We’ve waited all year for this. Finally, sweet summertime. However, staying safe under the sun requires some precautions. We checked in with local experts for common summer safety tips: Dr. Larry Richmond of Park Nicollet Clinic-Plymouth; Dr. Michael Garvis of South Lake Pediatrics in Plymouth; and Plymouth city officials.
Barbecuing safety tips
The city of Plymouth recommends establishing a grill safety zone 5 to 6 feet around the grill. Tell your children that only adults are allowed in the grill zone.
When using or storing a grill, the city says that barbecue grills should stay 10 feet away from any building; they should never be used on wooden decks nor under overhangs of garages, homes or decks. Keep match-light briquettes stored in a metal container with a secured lid.
If you burn yourself, a burn more than 1 square inch in size requires medical attention, according to Garvis, especially if the burn is on a small child or anywhere on your face or the palm of your hand.
Meat should stay cool until it’s time to heat it. “There’s a tendency for food ingredients to sit out too long when grilling,” Richmond says. As bacteria counts increase, so does the risk of food poisoning. To limit the risk of contamination, switch to clean utensils when you serve food.
Avoiding heat-related illness
Know what the heat index is when planning outdoor activities. “The higher the heat index, the more you need to take breaks, the more you need water and the more you need shade,” Garvis says. And staying hydrated means water, not Gatorade or other sports drinks.

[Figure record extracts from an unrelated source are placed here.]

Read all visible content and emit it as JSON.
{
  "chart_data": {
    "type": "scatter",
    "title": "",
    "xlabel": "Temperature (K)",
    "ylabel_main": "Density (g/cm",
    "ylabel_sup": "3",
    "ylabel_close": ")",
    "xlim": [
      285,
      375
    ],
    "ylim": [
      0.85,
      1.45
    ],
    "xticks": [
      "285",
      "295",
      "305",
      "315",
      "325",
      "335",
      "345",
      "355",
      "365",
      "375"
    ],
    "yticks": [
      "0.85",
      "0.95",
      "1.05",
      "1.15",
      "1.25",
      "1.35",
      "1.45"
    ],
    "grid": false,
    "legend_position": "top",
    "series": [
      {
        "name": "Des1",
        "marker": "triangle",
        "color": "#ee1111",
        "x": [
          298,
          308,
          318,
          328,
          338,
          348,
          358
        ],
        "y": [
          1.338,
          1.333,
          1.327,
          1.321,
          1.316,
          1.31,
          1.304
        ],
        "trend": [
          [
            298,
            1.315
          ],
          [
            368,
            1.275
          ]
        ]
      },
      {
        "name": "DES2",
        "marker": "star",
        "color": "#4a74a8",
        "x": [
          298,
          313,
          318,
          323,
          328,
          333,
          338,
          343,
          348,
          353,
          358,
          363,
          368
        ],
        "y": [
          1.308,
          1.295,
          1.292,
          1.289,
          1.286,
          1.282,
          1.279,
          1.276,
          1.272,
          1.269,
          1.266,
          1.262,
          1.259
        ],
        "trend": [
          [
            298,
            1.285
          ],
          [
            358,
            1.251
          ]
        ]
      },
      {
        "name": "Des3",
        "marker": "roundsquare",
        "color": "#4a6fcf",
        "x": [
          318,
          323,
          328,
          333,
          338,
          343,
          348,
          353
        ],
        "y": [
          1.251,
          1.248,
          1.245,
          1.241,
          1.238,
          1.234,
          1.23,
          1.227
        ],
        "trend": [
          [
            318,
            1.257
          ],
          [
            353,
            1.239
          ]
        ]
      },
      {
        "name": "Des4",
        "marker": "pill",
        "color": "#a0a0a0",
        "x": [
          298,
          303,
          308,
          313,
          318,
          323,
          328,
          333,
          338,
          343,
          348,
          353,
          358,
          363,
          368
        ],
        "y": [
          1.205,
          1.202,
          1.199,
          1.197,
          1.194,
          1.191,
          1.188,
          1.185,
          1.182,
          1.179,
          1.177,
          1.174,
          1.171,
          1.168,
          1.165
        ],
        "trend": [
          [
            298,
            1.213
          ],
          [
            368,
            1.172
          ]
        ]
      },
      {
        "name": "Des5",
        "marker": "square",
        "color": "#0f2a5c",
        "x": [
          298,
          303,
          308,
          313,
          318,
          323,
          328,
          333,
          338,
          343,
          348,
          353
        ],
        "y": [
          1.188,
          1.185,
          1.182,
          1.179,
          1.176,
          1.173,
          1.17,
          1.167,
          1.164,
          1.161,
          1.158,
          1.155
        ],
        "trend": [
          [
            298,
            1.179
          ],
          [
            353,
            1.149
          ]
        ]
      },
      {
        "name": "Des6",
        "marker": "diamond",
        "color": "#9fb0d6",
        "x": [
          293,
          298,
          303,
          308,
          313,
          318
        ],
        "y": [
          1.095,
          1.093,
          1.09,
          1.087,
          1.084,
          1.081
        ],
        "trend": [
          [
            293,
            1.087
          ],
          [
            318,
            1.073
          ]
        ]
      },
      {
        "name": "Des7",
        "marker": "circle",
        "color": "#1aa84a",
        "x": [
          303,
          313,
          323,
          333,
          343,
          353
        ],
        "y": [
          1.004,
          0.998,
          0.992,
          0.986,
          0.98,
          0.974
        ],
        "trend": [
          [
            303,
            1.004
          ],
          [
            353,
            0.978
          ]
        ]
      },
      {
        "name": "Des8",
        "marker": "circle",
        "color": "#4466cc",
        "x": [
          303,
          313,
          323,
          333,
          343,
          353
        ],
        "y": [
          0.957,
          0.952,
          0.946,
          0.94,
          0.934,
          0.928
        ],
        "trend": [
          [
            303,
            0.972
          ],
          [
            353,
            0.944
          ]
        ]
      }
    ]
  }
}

Be mindful of the time of day. “In the summertime, come inside, get shade, hydrate and do not exert yourself midday,” Richmond says. Athletic practice or other activities with a lot of physical exertion are best done in the mornings or evenings.

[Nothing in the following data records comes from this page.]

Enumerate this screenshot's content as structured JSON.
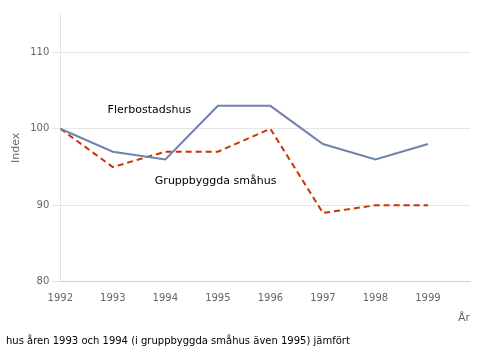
{
  "chart_data": {
    "type": "line",
    "x": [
      1992,
      1993,
      1994,
      1995,
      1996,
      1997,
      1998,
      1999
    ],
    "series": [
      {
        "name": "Flerbostadshus",
        "color": "#7080b0",
        "line_style": "solid",
        "values": [
          100,
          97,
          96,
          103,
          103,
          98,
          96,
          98
        ]
      },
      {
        "name": "Gruppbyggda småhus",
        "color": "#cc3300",
        "line_style": "dashed",
        "values": [
          100,
          95,
          97,
          97,
          100,
          89,
          90,
          90
        ]
      }
    ],
    "annotations": [
      {
        "text": "Flerbostadshus",
        "x": 1992.9,
        "y": 102.0
      },
      {
        "text": "Gruppbyggda småhus",
        "x": 1993.8,
        "y": 92.8
      }
    ],
    "y_label": "Index",
    "x_label": "År",
    "footer": "hus åren 1993 och 1994 (i gruppbyggda småhus även 1995) jämfört",
    "xlim": [
      1992,
      1999.8
    ],
    "xticks": [
      1992,
      1993,
      1994,
      1995,
      1996,
      1997,
      1998,
      1999
    ],
    "ylim": [
      80,
      115
    ],
    "yticks": [
      80,
      90,
      100,
      110
    ],
    "grid": "y",
    "legend": false
  }
}
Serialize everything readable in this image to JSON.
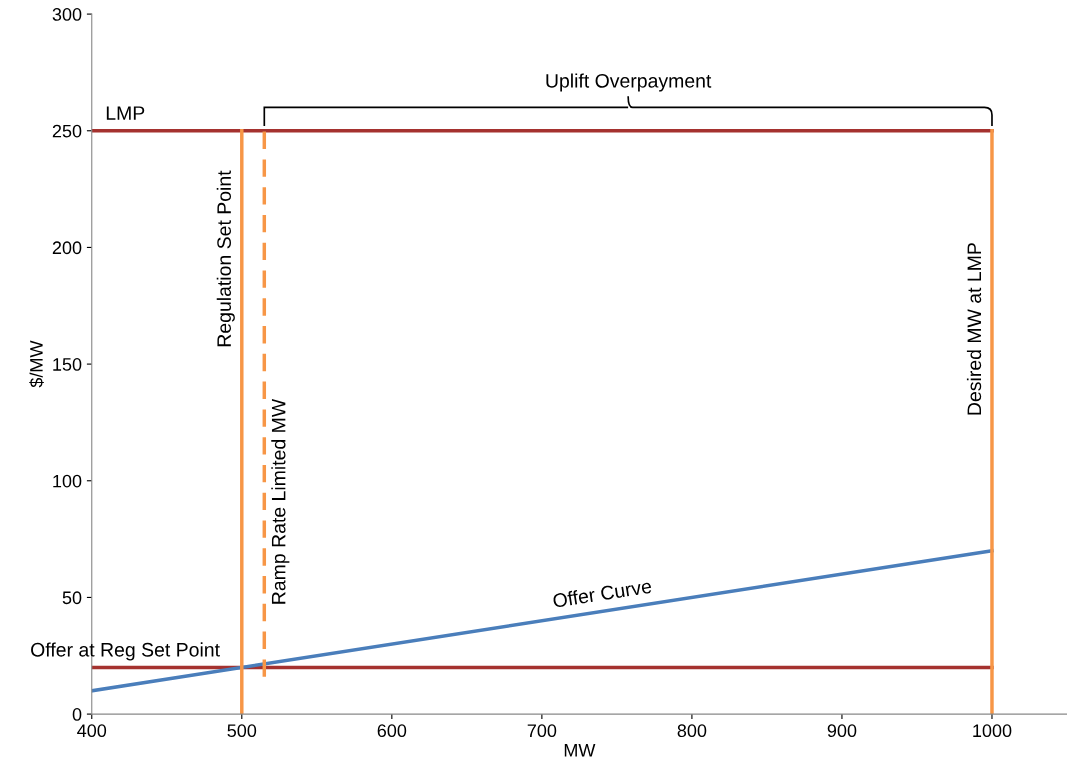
{
  "chart_data": {
    "type": "line",
    "xlabel": "MW",
    "ylabel": "$/MW",
    "xlim": [
      400,
      1050
    ],
    "ylim": [
      0,
      300
    ],
    "xticks": [
      400,
      500,
      600,
      700,
      800,
      900,
      1000
    ],
    "yticks": [
      0,
      50,
      100,
      150,
      200,
      250,
      300
    ],
    "grid": false,
    "series": [
      {
        "name": "LMP",
        "color": "#a5322f",
        "x": [
          400,
          1000
        ],
        "values": [
          250,
          250
        ]
      },
      {
        "name": "Offer at Reg Set Point",
        "color": "#a5322f",
        "x": [
          400,
          1000
        ],
        "values": [
          20,
          20
        ]
      },
      {
        "name": "Offer Curve",
        "color": "#4a7ebb",
        "x": [
          400,
          1000
        ],
        "values": [
          10,
          70
        ]
      },
      {
        "name": "Regulation Set Point",
        "color": "#f79646",
        "x": [
          500,
          500
        ],
        "values": [
          0,
          250
        ]
      },
      {
        "name": "Ramp Rate Limited MW",
        "color": "#f79646",
        "x": [
          515,
          515
        ],
        "values": [
          16,
          250
        ],
        "line_style": "dashed"
      },
      {
        "name": "Desired MW at LMP",
        "color": "#f79646",
        "x": [
          1000,
          1000
        ],
        "values": [
          0,
          250
        ]
      }
    ],
    "annotations": [
      {
        "text": "Uplift Overpayment",
        "x": 757.5,
        "y": 250
      }
    ]
  }
}
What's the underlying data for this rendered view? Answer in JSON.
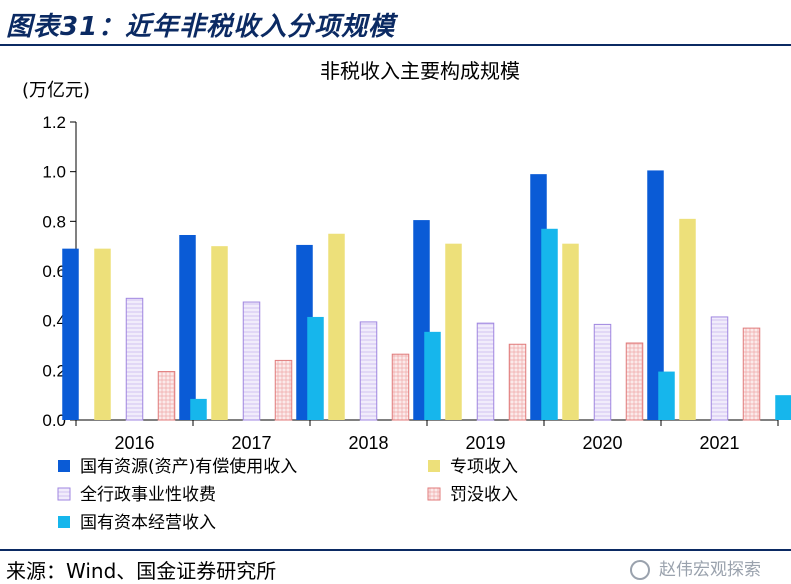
{
  "figure_title": "图表31：近年非税收入分项规模",
  "source": "来源：Wind、国金证券研究所",
  "watermark": "赵伟宏观探索",
  "colors": {
    "s1": "#0a5bd6",
    "s2": "#ede07a",
    "s3": "#e8e0f8",
    "s4": "#f7d8d8",
    "s5": "#16b6ec"
  },
  "chart_data": {
    "type": "bar",
    "title": "非税收入主要构成规模",
    "ylabel": "(万亿元)",
    "ylim": [
      0,
      1.2
    ],
    "yticks": [
      "0.0",
      "0.2",
      "0.4",
      "0.6",
      "0.8",
      "1.0",
      "1.2"
    ],
    "grid": false,
    "legend_position": "bottom",
    "categories": [
      "2016",
      "2017",
      "2018",
      "2019",
      "2020",
      "2021"
    ],
    "series": [
      {
        "name": "国有资源(资产)有偿使用收入",
        "values": [
          0.69,
          0.745,
          0.705,
          0.805,
          0.99,
          1.005
        ]
      },
      {
        "name": "专项收入",
        "values": [
          0.69,
          0.7,
          0.75,
          0.71,
          0.71,
          0.81
        ]
      },
      {
        "name": "全行政事业性收费",
        "values": [
          0.49,
          0.475,
          0.395,
          0.39,
          0.385,
          0.415
        ]
      },
      {
        "name": "罚没收入",
        "values": [
          0.195,
          0.24,
          0.265,
          0.305,
          0.31,
          0.37
        ]
      },
      {
        "name": "国有资本经营收入",
        "values": [
          0.085,
          0.415,
          0.355,
          0.77,
          0.195,
          0.1
        ]
      }
    ]
  }
}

Garvis tells of the signs and symptoms of heat-related illness: you may start to feel tired, act goofy or stop making sense. You may experience fast breathing or not sweating when you think you should. If you see someone suffering, they need to cool down quickly. Have them cool off in the pool or lake. If that’s not available, find shade or air conditioning indoors. And again, hydrate with water.
Skin cancer is the most common cancer. Richmond says to avoid peak sun from 11 a.m. to 2 p.m., especially during summer months. If peak sun cannot be avoided, wear a hat, clothing and sunscreen, which should always be applied well in advance of going outdoors.

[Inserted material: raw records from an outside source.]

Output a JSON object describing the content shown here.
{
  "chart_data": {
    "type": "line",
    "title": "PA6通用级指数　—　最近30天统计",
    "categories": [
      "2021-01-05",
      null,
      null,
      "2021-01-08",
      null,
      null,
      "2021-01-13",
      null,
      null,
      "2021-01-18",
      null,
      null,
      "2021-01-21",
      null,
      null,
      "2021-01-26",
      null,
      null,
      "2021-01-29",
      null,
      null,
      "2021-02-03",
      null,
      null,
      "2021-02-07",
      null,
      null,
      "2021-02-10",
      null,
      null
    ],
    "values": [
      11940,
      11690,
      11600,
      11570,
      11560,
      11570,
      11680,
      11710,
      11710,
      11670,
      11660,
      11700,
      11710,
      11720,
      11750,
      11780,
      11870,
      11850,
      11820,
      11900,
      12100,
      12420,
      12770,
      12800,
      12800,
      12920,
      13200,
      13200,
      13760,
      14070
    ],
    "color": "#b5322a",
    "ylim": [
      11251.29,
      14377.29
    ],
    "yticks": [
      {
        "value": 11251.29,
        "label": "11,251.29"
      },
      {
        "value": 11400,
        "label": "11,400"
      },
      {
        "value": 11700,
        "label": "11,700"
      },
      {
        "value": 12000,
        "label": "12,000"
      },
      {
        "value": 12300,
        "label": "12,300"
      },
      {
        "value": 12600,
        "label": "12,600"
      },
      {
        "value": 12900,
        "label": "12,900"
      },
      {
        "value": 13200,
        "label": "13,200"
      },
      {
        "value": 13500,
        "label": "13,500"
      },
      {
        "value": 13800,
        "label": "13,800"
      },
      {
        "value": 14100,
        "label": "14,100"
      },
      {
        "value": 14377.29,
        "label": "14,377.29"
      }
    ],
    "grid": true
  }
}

To limit sunburn, Garvis stresses sunscreen with an SPF of 30 or higher. Once is not enough; remember to reapply.
Try to keep babies in the shade with protective clothes on. If you can’t, Garvis advises a minimal amount of sunscreen to baby’s exposed skin; there is no official age recommendation for starting sunscreen.
Staying safe at swimming pools
Garvis says to reapply your sunscreen after getting out of the pool, even if the product claims to be waterproof.
Be careful when diving. “Generally, feet first is a good plan unless you know it to be very deep,” Richmond says. (At least 12 feet is a general rule of thumb for diving.)
Richmond also shares three critical components to protecting little ones at pools:
- Put on life jackets before kids even get near the water. A child should wear a life jacket if you are by a pool or on a boat.
- Invest in swimming lessons, specifically ones that emphasize survival skills, like getting out of the pool and getting your head above water.
- Adult supervision at pools is critical. Try to avoid distractions like cellphones or iPads.